In his family life, Schroeder writes, Buffett was often insensitive and self-absorbed. After gossip columnists reported that Katharine Graham, former publisher of The Washington Post, had tossed her house keys to the billionaire at a charity event, his wife, Susan Thompson Buffett, moved to San Francisco. For more than 25 years, Buffett lived in Omaha, Neb., with Astrid Menks, all the while maintaining that Thompson Buffett remained the love of his life. ...
When she died, "his chest burned and his heart exploded." Schroeder believes he learned his lesson: "The more you give love away, the more you get." ...
Schroeder is in awe of Buffett the businessman. He made mistakes, of course, pumping money into Berkshire Hathaway, a moribund textile mill, for 20 years, and failing to buy Wal-Mart. But his brilliant investments — in GEICO, American Express, See's Candies, the Nebraska Furniture Mart and Coca-Cola — enabled him, decade after decade, to stay light years ahead of just about every other stock picker. ...

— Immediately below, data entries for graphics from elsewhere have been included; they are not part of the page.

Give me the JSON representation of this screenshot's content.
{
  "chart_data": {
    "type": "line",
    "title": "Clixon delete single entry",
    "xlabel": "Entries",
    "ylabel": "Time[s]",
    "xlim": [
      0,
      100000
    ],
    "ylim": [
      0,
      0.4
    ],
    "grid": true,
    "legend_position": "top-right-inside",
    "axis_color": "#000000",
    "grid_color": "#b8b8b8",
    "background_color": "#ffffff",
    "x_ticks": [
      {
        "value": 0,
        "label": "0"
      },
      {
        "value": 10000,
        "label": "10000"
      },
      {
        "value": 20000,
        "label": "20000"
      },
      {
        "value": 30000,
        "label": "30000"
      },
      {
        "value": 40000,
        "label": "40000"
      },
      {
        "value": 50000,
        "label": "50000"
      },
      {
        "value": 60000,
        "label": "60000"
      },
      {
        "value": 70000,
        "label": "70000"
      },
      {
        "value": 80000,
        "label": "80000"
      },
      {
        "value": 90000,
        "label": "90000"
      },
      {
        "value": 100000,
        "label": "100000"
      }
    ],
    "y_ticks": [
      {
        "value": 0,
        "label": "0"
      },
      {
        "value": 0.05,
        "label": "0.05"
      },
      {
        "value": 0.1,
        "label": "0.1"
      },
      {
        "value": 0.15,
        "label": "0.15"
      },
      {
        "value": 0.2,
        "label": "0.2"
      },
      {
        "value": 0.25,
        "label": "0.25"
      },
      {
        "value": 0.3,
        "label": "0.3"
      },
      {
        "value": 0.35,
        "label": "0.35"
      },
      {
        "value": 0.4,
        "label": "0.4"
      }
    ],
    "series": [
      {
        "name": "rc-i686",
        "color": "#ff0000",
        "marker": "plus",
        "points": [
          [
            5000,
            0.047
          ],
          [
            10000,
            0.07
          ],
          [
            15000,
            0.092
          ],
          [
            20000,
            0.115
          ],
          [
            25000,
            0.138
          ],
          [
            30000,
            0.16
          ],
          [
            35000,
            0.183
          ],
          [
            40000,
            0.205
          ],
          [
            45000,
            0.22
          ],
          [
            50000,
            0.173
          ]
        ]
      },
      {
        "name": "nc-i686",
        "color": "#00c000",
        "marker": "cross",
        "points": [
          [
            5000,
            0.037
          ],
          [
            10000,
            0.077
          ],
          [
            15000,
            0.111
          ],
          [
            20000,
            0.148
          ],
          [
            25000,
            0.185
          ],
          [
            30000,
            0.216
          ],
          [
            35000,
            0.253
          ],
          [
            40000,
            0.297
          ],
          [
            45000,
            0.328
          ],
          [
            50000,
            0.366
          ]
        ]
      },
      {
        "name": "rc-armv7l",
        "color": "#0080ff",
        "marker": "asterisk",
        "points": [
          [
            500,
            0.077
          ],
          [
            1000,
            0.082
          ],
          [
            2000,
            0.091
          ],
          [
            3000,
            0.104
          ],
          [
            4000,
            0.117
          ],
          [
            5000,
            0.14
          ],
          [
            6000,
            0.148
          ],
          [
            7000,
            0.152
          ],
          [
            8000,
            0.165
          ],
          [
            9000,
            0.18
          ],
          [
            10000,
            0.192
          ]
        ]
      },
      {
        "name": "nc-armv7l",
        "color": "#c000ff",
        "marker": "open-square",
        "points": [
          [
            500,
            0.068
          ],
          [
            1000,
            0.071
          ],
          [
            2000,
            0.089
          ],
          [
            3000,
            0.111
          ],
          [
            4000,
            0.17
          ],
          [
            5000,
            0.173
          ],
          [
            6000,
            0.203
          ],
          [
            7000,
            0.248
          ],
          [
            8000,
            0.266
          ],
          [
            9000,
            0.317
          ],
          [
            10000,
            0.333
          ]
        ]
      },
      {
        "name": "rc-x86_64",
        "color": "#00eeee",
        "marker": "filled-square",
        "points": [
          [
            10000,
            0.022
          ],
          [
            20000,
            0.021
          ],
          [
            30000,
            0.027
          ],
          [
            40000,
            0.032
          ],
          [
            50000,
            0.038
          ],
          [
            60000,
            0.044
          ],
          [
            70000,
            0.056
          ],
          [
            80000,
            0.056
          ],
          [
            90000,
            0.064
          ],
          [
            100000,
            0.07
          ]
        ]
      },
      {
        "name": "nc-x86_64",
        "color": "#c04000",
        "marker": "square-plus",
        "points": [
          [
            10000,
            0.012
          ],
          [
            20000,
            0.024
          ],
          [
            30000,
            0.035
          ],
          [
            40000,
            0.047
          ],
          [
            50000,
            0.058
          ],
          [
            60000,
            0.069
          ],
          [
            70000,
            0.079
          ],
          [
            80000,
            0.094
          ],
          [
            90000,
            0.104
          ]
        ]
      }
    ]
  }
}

Buffett's method never varied: "Estimate an investment's intrinsic value, handicap its risk, buy using margin of safety, concentrate, stay in the circle of competence, let it roll as compounding did the work." Executing these simple ideas, of course, is more difficult than understanding them. It's an art.
Collecting information and manipulating numbers is essential. Buffett believes, however, that "focus" matters the most. In "living that word," he aspires to — and sometimes reaches — intensity, independence, discipline, passionate perfectionism and single-minded obsession. Schroeder is probably mistaken in claiming that "pure love" turned Buffett into a "learning machine."
But it's inspiring, isn't it, to watch him consult his "Inner Scorecard" — and give millions of people dealt a losing hand in life a chance to survive and thrive.